L-carnitine + synbiotic co-supplementation was more beneficial in ameliorating anthropometric indices as well as some cardiometabolic parameters compared with L-carnitine single therapy, suggesting that it is a promising adjuvant approach to ameliorate obesity or associated metabolic complications through potential synergistic or complementary mechanisms. Further longer duration clinical trials in a three-group design are demanded to verify the complementary or synergistic mechanisms.
www.irct.ir, Iranian Registry of Clinical Trials IRCT20080904001197N13.
肥胖是一种具有流行特征的多因素疾病,被认为是全球发病率和死亡率的主要罪魁祸首,因此需要有效的治疗策略。营养保健品和功能性食品被认为是肥胖患者体重管理的有前途的辅助/补充方法,这些患者对常规治疗的依从性较低。目前的文献支持益生菌/益生元和左旋肉碱的减肥功效;然而,左旋肉碱联合多菌株/多种类益生菌补充的营养保健品联合补充方法在对抗肥胖及其伴随的合并症方面优于常见的单一疗法,这一点已经得到了很好的证明。本研究旨在评估与单独使用左旋肉碱相比,左旋肉碱和多菌株/多种类益生菌联合补充对肥胖女性的人体测量和心血管代谢指标的影响。
本研究是一项安慰剂对照、双盲随机临床试验,共纳入 46 名肥胖女性,随机分为联合补充组(左旋肉碱酒石酸盐(2×500mg/天)+多菌株/多种类益生菌(1 粒/天))或单药治疗组(左旋肉碱酒石酸盐(2×500mg/天)+麦芽糊精(1 粒/天)),干预时间为 8 周。两组参与者均接受健康饮食的饮食建议。

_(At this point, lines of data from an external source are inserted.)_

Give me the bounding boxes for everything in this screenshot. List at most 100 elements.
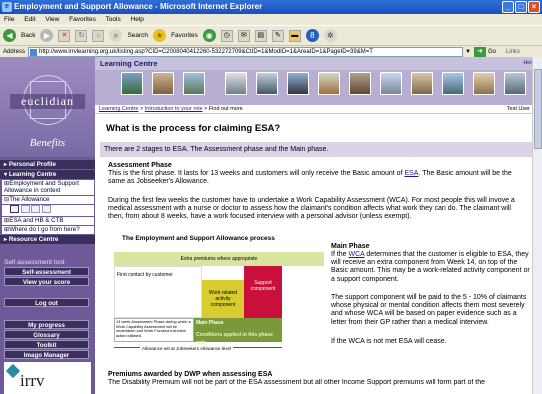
print-icon[interactable]: ▤ xyxy=(254,29,267,42)
photo-strip xyxy=(95,70,542,105)
nav-resource-centre[interactable]: ▸ Resource Centre xyxy=(0,235,95,244)
toolkit-button[interactable]: Toolkit xyxy=(4,340,89,349)
breadcrumb-introduction[interactable]: Introduction to your role xyxy=(145,106,203,112)
header-photo xyxy=(183,72,205,95)
assessment-text: This is the first phase. It lasts for 13… xyxy=(108,170,405,177)
self-assessment-heading: Self-assessment tool: xyxy=(4,259,67,266)
tree-item-esa-context[interactable]: ⊞Employment and Support Allowance in con… xyxy=(2,180,94,195)
diagram-extra-premiums: Extra premiums where appropriate xyxy=(114,252,324,266)
page-icon xyxy=(30,48,38,56)
edit-icon[interactable]: ✎ xyxy=(271,29,284,42)
diagram-work-related: Work related activity component xyxy=(202,280,244,318)
window-title: Employment and Support Allowance - Micro… xyxy=(14,2,263,11)
search-label[interactable]: Search xyxy=(127,32,148,39)
folder-icon[interactable]: ▬ xyxy=(288,29,301,42)
main-phase-heading: Main Phase xyxy=(331,243,370,250)
diagram-support: Support component xyxy=(244,266,282,318)
my-progress-button[interactable]: My progress xyxy=(4,320,89,329)
menu-edit[interactable]: Edit xyxy=(24,16,35,23)
vertical-scrollbar[interactable] xyxy=(532,57,542,394)
logout-button[interactable]: Log out xyxy=(4,298,89,307)
ie-icon: e xyxy=(2,2,12,12)
main-phase-paragraph-1: If the WCA determines that the customer … xyxy=(331,251,531,284)
nav-personal-profile[interactable]: ▸ Personal Profile xyxy=(0,160,95,169)
diagram-main-phase-label: Main Phase xyxy=(196,320,224,326)
header-photo xyxy=(349,72,371,95)
main-content: What is the process for claiming ESA? Th… xyxy=(100,120,532,394)
back-arrow-icon[interactable]: ◀ xyxy=(3,29,16,42)
minimize-button[interactable]: _ xyxy=(502,1,514,13)
menu-favorites[interactable]: Favorites xyxy=(69,16,96,23)
header-photo xyxy=(225,72,247,95)
user-name: Test User xyxy=(506,106,530,112)
tree-item-esa-hb-ctb[interactable]: ⊞ESA and HB & CTB xyxy=(2,217,94,225)
address-bar: Address http://www.irrvlearning.org.uk/l… xyxy=(0,45,542,57)
brand-tagline: Benefits xyxy=(29,137,66,149)
close-button[interactable]: × xyxy=(528,1,540,13)
page-icon[interactable] xyxy=(31,205,41,213)
maximize-button[interactable]: □ xyxy=(515,1,527,13)
assessment-paragraph-1: This is the first phase. It lasts for 13… xyxy=(108,170,528,186)
esa-link[interactable]: ESA xyxy=(404,170,418,177)
imago-manager-button[interactable]: Imago Manager xyxy=(4,350,89,359)
header-photo xyxy=(380,72,402,95)
view-score-button[interactable]: View your score xyxy=(4,277,89,286)
messenger-icon[interactable]: 8 xyxy=(305,29,319,42)
header-photo xyxy=(504,72,526,95)
home-icon[interactable]: ⌂ xyxy=(92,29,105,42)
page-icon[interactable] xyxy=(10,205,19,213)
header-photo xyxy=(287,72,309,95)
menu-view[interactable]: View xyxy=(45,16,59,23)
diagram-main-phase: Main Phase Conditions applied in this ph… xyxy=(194,318,282,346)
main-phase-paragraph-3: If the WCA is not met ESA will cease. xyxy=(331,338,447,345)
logo-area: euclidian Benefits xyxy=(0,57,95,157)
menu-bar: File Edit View Favorites Tools Help xyxy=(0,14,542,25)
diagram-baseline-label: Allowance set at Jobseekers Allowance le… xyxy=(140,345,234,354)
stop-icon[interactable]: ✕ xyxy=(58,29,71,42)
breadcrumb-current: Find out more xyxy=(208,106,243,112)
favorites-star-icon[interactable]: ★ xyxy=(153,29,167,42)
address-dropdown-icon[interactable]: ▼ xyxy=(465,49,471,55)
refresh-icon[interactable]: ↻ xyxy=(75,29,88,42)
menu-tools[interactable]: Tools xyxy=(106,16,121,23)
page-icon[interactable] xyxy=(20,205,30,213)
assessment-paragraph-2: During the first few weeks the customer … xyxy=(108,197,515,221)
irrv-logo: irrv xyxy=(20,371,45,390)
mail-icon[interactable]: ✉ xyxy=(237,29,250,42)
history-icon[interactable]: ◷ xyxy=(220,29,233,42)
glossary-button[interactable]: Glossary xyxy=(4,330,89,339)
search-icon[interactable]: ⌕ xyxy=(109,29,123,42)
breadcrumb-learning-centre[interactable]: Learning Centre xyxy=(99,106,138,112)
header-photo xyxy=(256,72,278,95)
allowance-page-icons[interactable] xyxy=(2,205,94,216)
diagram-assessment-box: 13 week Assessment Phase during which a … xyxy=(114,318,194,342)
address-url: http://www.irrvlearning.org.uk/listing.a… xyxy=(39,48,373,55)
tree-item-where-next[interactable]: ⊞Where do I go from here? xyxy=(2,226,94,234)
sidebar: euclidian Benefits ▸ Personal Profile ▾ … xyxy=(0,57,95,394)
forward-arrow-icon[interactable]: ▶ xyxy=(40,29,54,42)
address-input[interactable]: http://www.irrvlearning.org.uk/listing.a… xyxy=(28,46,464,57)
self-assessment-button[interactable]: Self-assessment xyxy=(4,267,89,276)
research-icon[interactable]: ✲ xyxy=(323,29,337,42)
org-logo-box: irrv xyxy=(4,362,91,394)
header-photo xyxy=(121,72,143,95)
esa-process-diagram: The Employment and Support Allowance pro… xyxy=(114,235,324,360)
go-button[interactable]: Go xyxy=(488,49,496,55)
favorites-label[interactable]: Favorites xyxy=(171,32,198,39)
page-title: What is the process for claiming ESA? xyxy=(106,123,281,134)
links-label[interactable]: Links xyxy=(506,49,520,55)
header-photo xyxy=(411,72,433,95)
menu-help[interactable]: Help xyxy=(131,16,144,23)
scrollbar-thumb[interactable] xyxy=(534,69,542,149)
media-icon[interactable]: ◉ xyxy=(202,29,216,42)
menu-file[interactable]: File xyxy=(4,16,14,23)
page-icon[interactable] xyxy=(42,205,52,213)
go-arrow-icon[interactable]: ➜ xyxy=(473,46,486,57)
nav-learning-centre[interactable]: ▾ Learning Centre xyxy=(0,170,95,179)
diagram-title: The Employment and Support Allowance pro… xyxy=(122,235,275,242)
main-phase-paragraph-2: The support component will be paid to th… xyxy=(331,294,527,326)
back-label[interactable]: Back xyxy=(21,32,35,39)
wca-link[interactable]: WCA xyxy=(349,251,365,258)
tree-item-allowance[interactable]: ⊟The Allowance xyxy=(2,196,94,204)
premiums-heading: Premiums awarded by DWP when assessing E… xyxy=(108,371,273,378)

两组干预措施均显著改善了人体测量、血脂和血糖指数;然而,左旋肉碱+益生菌联合给药后,人体测量指标包括体重指数(BMI)、体重、颈部、腰部和臀部周长显著降低(<0.001、<0.001、<0.001、=0.012 和=0.030),调整可能的混杂因素后。此外,与单独使用左旋肉碱相比,左旋肉碱+益生菌联合补充还导致空腹血糖(FBS)、胰岛素(尽管略有下降)和稳态模型评估的胰岛素抵抗(HOMA-IR)显著降低,而定量胰岛素敏感性检查指数(QUICKI)显著升高(=0.014、0.051、0.024 和 0.019)。除高密度脂蛋白胆固醇(HDL-C)浓度在左旋肉碱+益生菌组显著升高(=0.009)外,两组间的血脂标志物无显著变化。
与单独使用左旋肉碱相比,左旋肉碱+益生菌联合补充在改善人体测量指标以及一些心血管代谢参数方面更有益,表明通过潜在的协同或互补机制,它是改善肥胖或相关代谢并发症的有前途的辅助方法。需要进行更长时间的三臂临床试验,以验证互补或协同机制。
www.irct.ir,伊朗临床试验注册处 IRCT20080904001197N13。